Almine Rech Gallery is pleased to announce the eighth exhibition by Matthieu Ronsse with the gallery, featuring a new body of work.
Just past the ninety-meter climb up the cobblestoned Taaienberg, Matthieu Ronsse occupies a former café that he transformed into a studio and residence over the years. The rooster shrieks and awakens the whole street before dawn, the quarreling neighbors start their usual muttering and the weather gods set the mood. The artist takes a book from the top of the pile and opens it. Almost every day he receives visitors who see his easel standing next to the caravan in the grass and have to determine that the toilet has no door. The small building at the Poesthem in the hilly East-Flemish village of Etikhove is the stage for numerous circumstances, encounters and events that Ronsse gratefully captures in his paintings.
The work of Matthieu Ronsse balances on a tightrope between construction and destruction. He creates the sketchy outlines of an image, then covers it all, or at least part of it; he tears it open, repaints it or completely destroys it, then ruminates on it and eventually rediscovers it in light of new connections. Layer upon layer he tackles the canvas with oil paint, which gradually forms a crust, a solidified eruption of details, fragments and ideas. The characters that appear in his work are always portraits of people from the social network of the artist himself. The portraits each have their own dynamics and typical physical traits; the figures are sometimes depicted with accompanying attributes and are placed in an indefinite but always intriguing architectural or scenic context.
Ronsse is not involved in conscious formal or conceptual conventions within his own oeuvre, although the age-old tradition of painting is always subcutaneously present. It is like a kind of Trojan horse that, although it has assumed immense proportions, manages to move silently inside the city walls. The art-historical references function more as random motifs in his work than as deliberate formalistic quotations: Rembrandt’s heads emerging from the dark, the series of impressions of the Mont Sainte-Victoire by Cézanne, the fleshy nudes of Freud, the monumental horses of Velázquez—Ronsse tries them out, he tastes and mixes them in ‘Naples yellow’ or ‘homeless brown.’
The paintings are the product of the process-oriented, explicitly physical action of painting itself. The canvases are not always stretched on a frame, but are often nailed to the wall as loose pieces or—in combination with all kinds of objects—they form an installation that occupies the entire exhibition space.

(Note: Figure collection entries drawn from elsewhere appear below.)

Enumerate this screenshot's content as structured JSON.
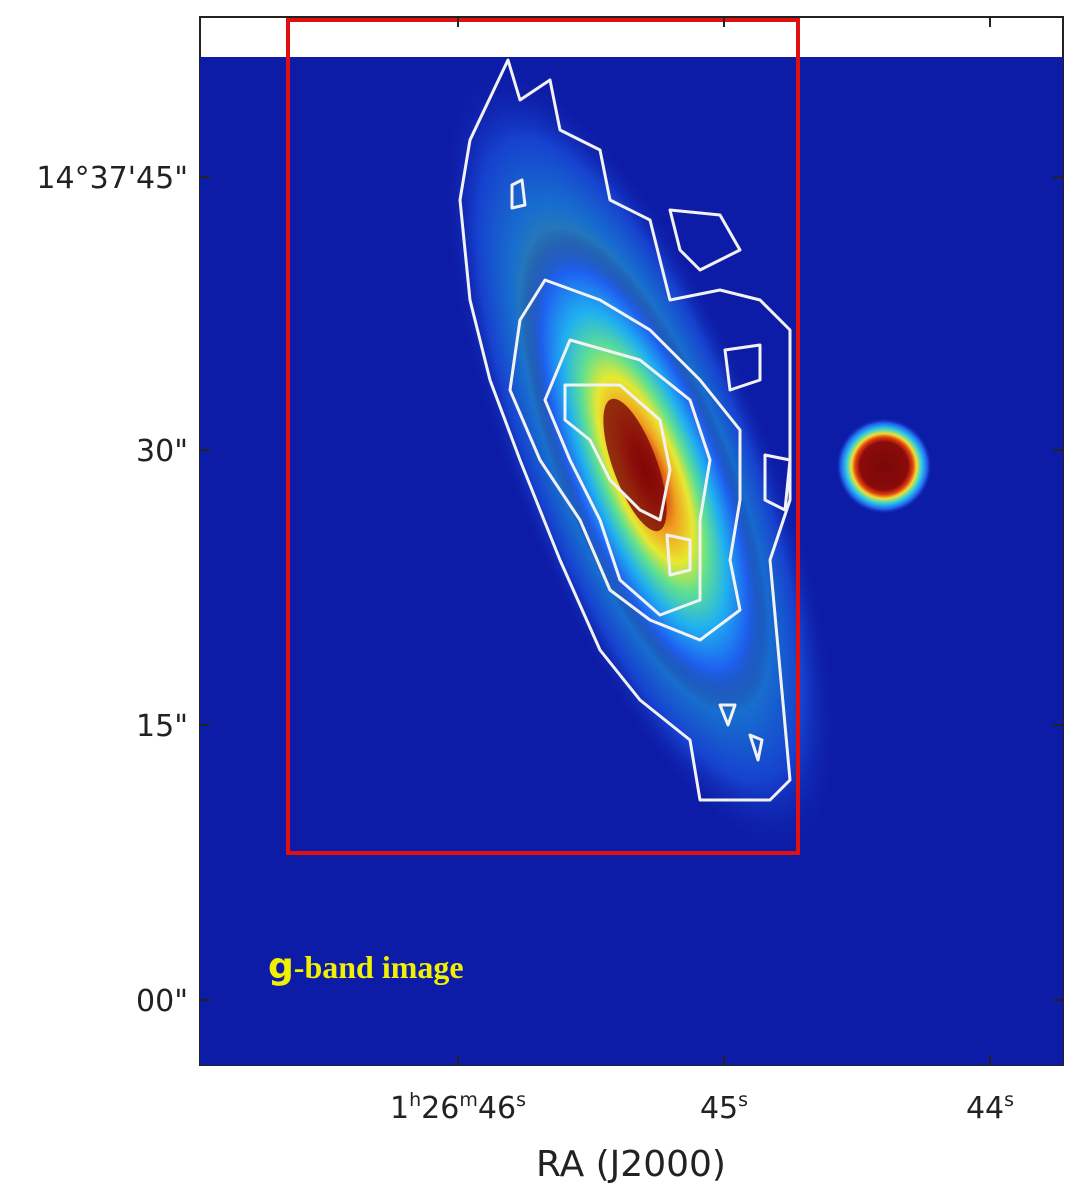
{
  "axes": {
    "x_label": "RA (J2000)",
    "y_ticks": [
      "14°37'45\"",
      "30\"",
      "15\"",
      "00\""
    ],
    "x_ticks": [
      [
        "1",
        "h",
        "26",
        "m",
        "46",
        "s"
      ],
      [
        "45",
        "s"
      ],
      [
        "44",
        "s"
      ]
    ]
  },
  "annotation": [
    "g",
    "-band image"
  ]
}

The eclectic, heated cacophony that arises is a complex play of layers and associations, and reaches full maturity in a total installation, usually conceived in situ, in which echoes of the artist’s studio are distinctly tangible.

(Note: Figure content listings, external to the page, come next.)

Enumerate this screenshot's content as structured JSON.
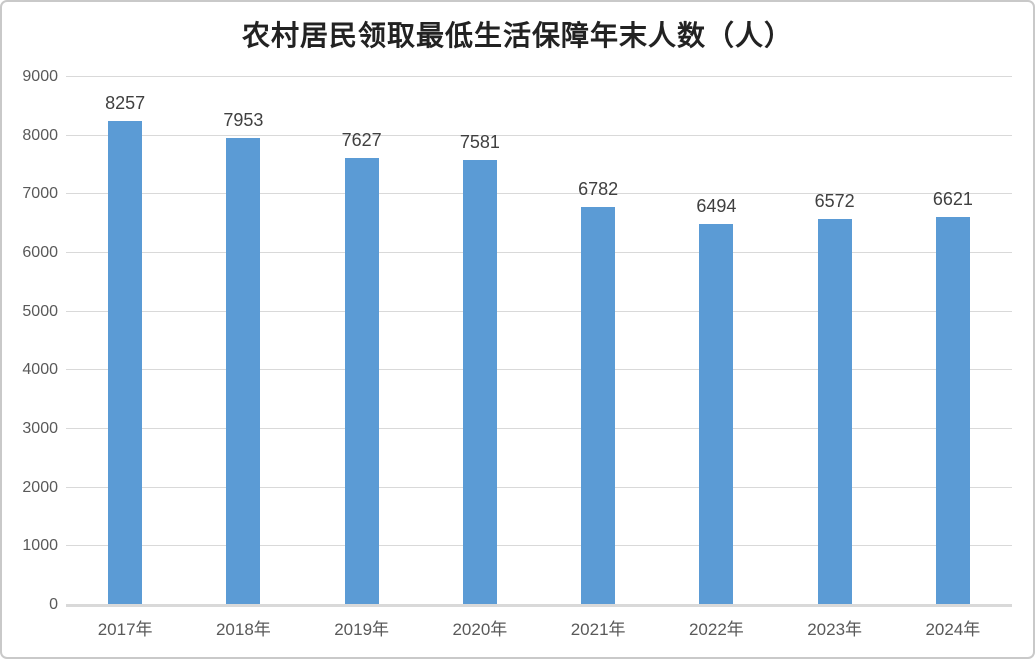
{
  "chart_data": {
    "type": "bar",
    "title": "农村居民领取最低生活保障年末人数（人）",
    "categories": [
      "2017年",
      "2018年",
      "2019年",
      "2020年",
      "2021年",
      "2022年",
      "2023年",
      "2024年"
    ],
    "values": [
      8257,
      7953,
      7627,
      7581,
      6782,
      6494,
      6572,
      6621
    ],
    "xlabel": "",
    "ylabel": "",
    "ylim": [
      0,
      9000
    ],
    "ytick_interval": 1000,
    "ytick_labels": [
      "0",
      "1000",
      "2000",
      "3000",
      "4000",
      "5000",
      "6000",
      "7000",
      "8000",
      "9000"
    ],
    "grid": true,
    "legend_position": "none",
    "data_labels_visible": true,
    "colors": {
      "bar": "#5b9bd5",
      "gridline": "#d9d9d9",
      "axis_line": "#d9d9d9",
      "title_text": "#222222",
      "tick_label_text": "#595959",
      "data_label_text": "#404040",
      "background": "#ffffff",
      "frame_border": "#c9c9c9"
    }
  }
}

In this exhibition, Ronsse again combines several storylines from his intimate atmosphere with objects he finds and collects, stories that he hears or reads—situations, people and things that he encounters in a rather banal way. The works originate in series, in a free, intuitive manner, almost like a tombola. They form the shackles of this temporary, nomadic studio inside the gallery space. It is a snapshot of the ever-growing and mutating oeuvre of Ronsse, who tempts the viewer to enter his universe, a world fueled by the collective subconscious.
As if the Olympian gods were involved, things reveal themselves here as an absurdist chain of randomness, coincidence and chance. It is a game of all or nothing: the croupier throws the dice that dance around each other and roll until they hold still and unintentionally determine the outcome. Rien ne va plus. It is like the day-to-day running of a casino: year after year people arrive full of hope, but soon have to leave again in total disillusionment. One day Ronsse’s painting is the portrait of a friend, the next day it is that of the blind chicken from the garden that still lays eggs.
– Mélanie Deboutte
This exhibition is a tribute to Tanguy Eeckhout (1980–2018).